Before anyone can call Whitney a dumb shit to her face, Diane herself gets on a mic and wishes everyone a happy holiday. She also announces that it's her birthday on New Year's Eve, which elicits a peal of laughter. Not sure what that was about... Back at the table, Olivia asks what Whitney is doing that evening. Whitney mentions the party at Smooth's (though she doesn't name check Smooth, which is a damn shame because Olivia and Nevan would have had a field day with that one). It's clearly very awkward between them since the Tamarama dramarama last week, and when Whitney ticks off all the people that will be at the party, Olivia snips, "All your friends!" To which Whitney shoots back, "Except for you!" Totally unsolicited, Olivia summons her sagest expression and advises, "Just don't get, like, overly drunk and, like, fall on your face." Whitney snarks, "Good tip, Olivia! I learn something new from you every day." Olivia is not amused. Their coworker laughs at this shit show, and Whitney giggles at herself for making a funny. I kind of like tipsy Whitney.

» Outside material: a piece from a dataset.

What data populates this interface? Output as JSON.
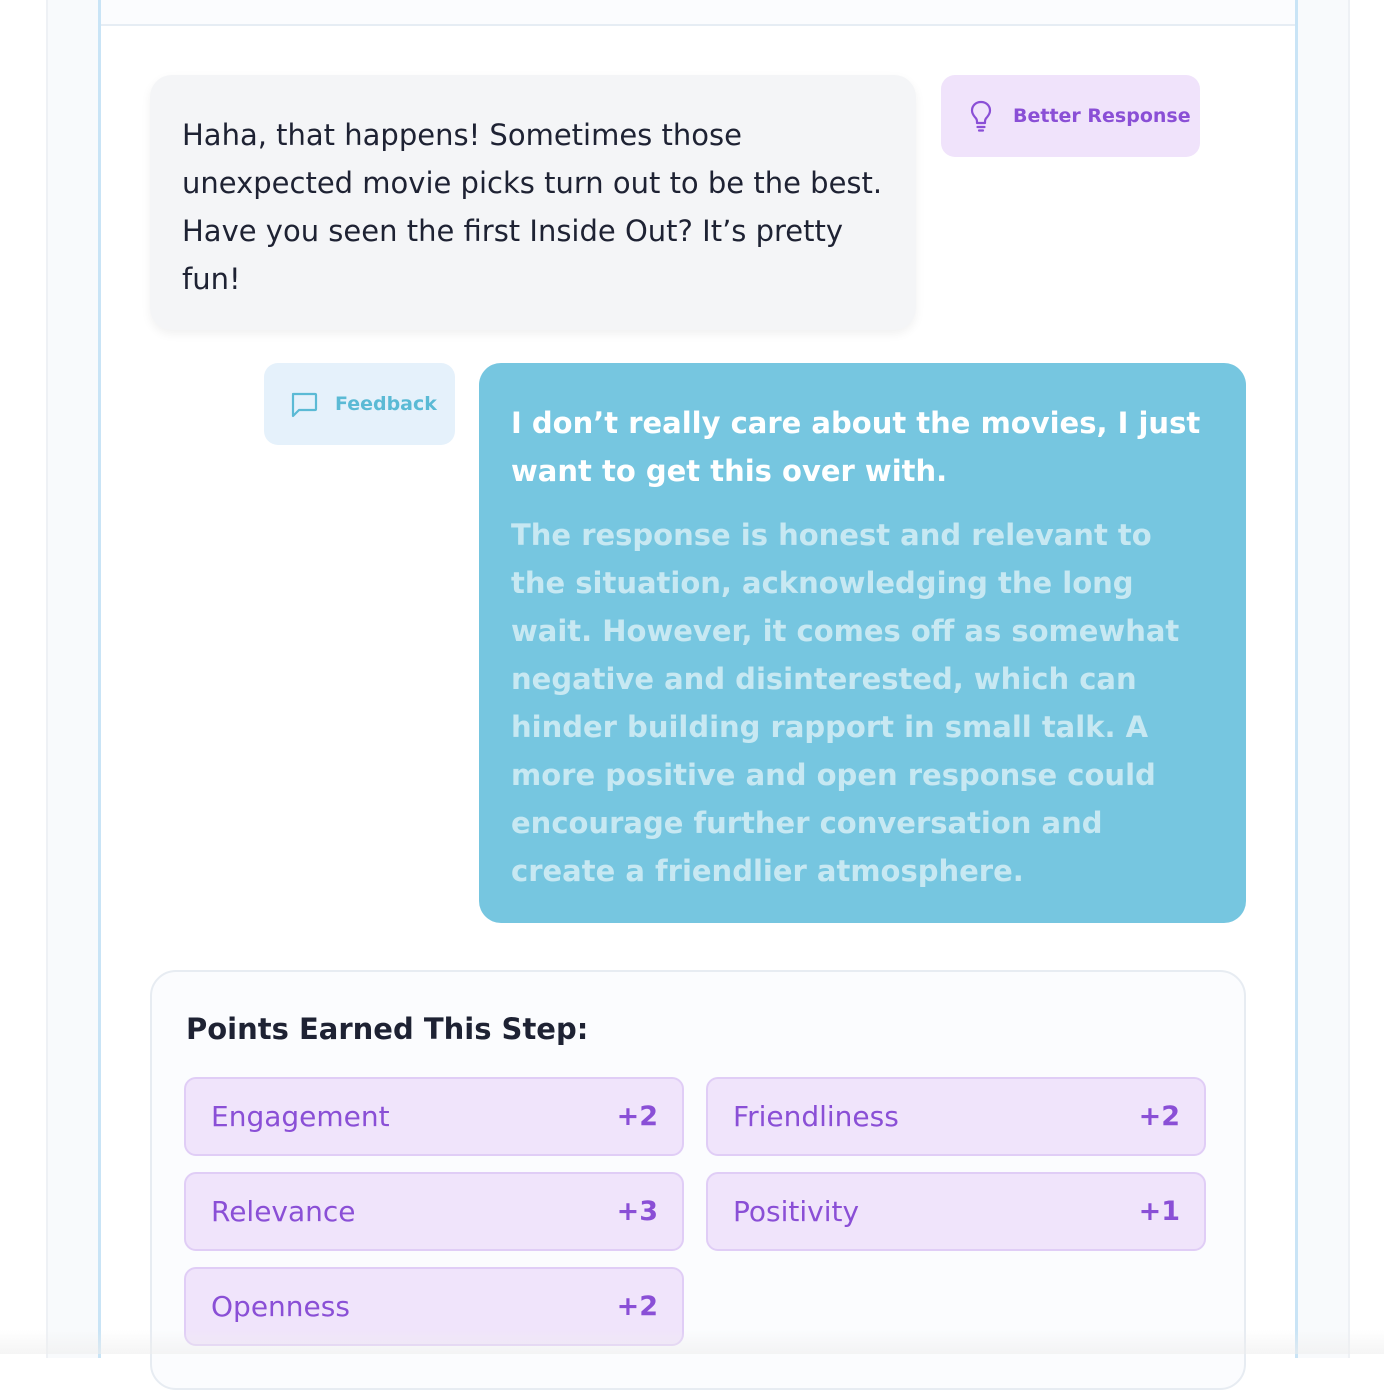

Down in Soho, A-hole harasses A-holette about kicking her ass in Scrabble by three points. I suspect the score was 3-0. She has her hair down, and who knew it would make her look more terrifyingly alien than before? Seriously, homegirl's face is pulled like she's had about four facelifts. A-hole dramatically starts writhing and scratching his head in his chair, so A-holette brings up that he's got a lot on his mind. He takes the opportunity to demonize Jay, saying that he has been asking if A-holette found an apartment yet. She claps onto the maneuver, hook, line, and sinker. Now that he's effectively set up the conversation so that it's everyone's fault but his own, A-hole concedes that Jay didn't get what he signed up for. Naturally, A-holette gets defensive, saying she'll leave if that's what he wants. She adds they could both use some space. He's all, "No, baby. I couldn't imagine living without you. I love you." I positively detest how he says that phrase. It makes my skin crawl. A-holette stares at him with her dead eyes. And Britney Spears' "Womanizah" starts playing. Subtle.

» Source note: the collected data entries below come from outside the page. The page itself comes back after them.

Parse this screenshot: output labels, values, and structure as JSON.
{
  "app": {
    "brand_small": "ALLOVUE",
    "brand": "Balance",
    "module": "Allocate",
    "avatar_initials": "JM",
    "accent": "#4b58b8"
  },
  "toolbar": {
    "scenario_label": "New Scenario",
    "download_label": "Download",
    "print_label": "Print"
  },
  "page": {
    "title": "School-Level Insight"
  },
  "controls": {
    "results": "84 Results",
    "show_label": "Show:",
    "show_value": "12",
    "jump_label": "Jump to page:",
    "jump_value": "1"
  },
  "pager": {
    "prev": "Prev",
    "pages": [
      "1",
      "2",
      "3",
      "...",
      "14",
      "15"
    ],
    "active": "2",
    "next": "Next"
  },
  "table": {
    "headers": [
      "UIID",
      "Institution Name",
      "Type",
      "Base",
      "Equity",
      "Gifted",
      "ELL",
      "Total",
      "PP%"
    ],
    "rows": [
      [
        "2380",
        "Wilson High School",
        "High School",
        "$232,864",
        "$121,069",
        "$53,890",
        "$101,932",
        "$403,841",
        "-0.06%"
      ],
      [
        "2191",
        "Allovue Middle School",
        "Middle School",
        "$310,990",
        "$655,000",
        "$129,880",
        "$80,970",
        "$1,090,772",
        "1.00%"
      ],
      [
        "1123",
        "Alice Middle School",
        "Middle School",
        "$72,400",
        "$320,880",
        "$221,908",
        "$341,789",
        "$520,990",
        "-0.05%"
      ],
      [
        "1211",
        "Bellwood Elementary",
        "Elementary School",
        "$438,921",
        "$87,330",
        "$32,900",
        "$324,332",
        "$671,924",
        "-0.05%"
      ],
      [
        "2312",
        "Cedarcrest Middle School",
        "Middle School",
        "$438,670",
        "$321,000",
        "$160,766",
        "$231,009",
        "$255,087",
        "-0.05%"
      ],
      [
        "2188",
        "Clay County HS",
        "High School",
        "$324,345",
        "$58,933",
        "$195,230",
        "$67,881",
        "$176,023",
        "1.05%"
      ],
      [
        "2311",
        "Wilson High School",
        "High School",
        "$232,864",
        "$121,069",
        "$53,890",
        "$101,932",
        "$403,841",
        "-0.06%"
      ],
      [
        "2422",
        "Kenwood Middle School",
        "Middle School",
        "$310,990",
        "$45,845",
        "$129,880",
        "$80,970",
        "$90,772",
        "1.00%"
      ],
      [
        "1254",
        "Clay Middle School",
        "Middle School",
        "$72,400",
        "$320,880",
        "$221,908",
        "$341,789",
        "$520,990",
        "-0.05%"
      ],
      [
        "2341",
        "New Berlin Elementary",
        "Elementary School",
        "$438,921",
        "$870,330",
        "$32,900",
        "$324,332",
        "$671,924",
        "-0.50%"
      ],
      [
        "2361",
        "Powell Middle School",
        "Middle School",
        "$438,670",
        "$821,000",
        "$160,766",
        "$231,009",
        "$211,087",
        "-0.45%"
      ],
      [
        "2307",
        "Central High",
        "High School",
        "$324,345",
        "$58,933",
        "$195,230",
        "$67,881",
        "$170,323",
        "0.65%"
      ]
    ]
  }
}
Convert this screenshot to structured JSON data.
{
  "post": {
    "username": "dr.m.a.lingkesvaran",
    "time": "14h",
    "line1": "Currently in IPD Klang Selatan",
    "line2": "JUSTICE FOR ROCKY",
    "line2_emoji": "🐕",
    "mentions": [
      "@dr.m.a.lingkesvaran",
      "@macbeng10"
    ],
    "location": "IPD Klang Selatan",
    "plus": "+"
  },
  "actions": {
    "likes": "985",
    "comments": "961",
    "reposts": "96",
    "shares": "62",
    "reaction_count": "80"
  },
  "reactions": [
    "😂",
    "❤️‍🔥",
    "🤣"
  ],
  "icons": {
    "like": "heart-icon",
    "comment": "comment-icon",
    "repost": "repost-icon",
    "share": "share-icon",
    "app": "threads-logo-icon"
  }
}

That night, Erin and Duncan enter the party at Smooth's loft. The biggest loft in the world, I might add! She and Whitney have decided that festive attire = holly laurels on their heads. Points for technical accuracy, I guess? Erin notes the club-like atmosphere, which includes -- and I am not kidding -- a friggin' velvet rope, servers carrying around trays of champagne, and an ice luge in addition to the aforementioned stripper poles. Who is this guy? Sami is also there, btw. As is JR. Whitney quickly spots him, and she and Jay brace themselves for drama. Erin hasn't noticed yet because she's smooching on Duncan. JR seems to spot them, though, and yells out, "Whoa!" As if he didn't already know of Duncan's existence and just get pushed aside by Erin last week? Let's not kid ourselves here, pal.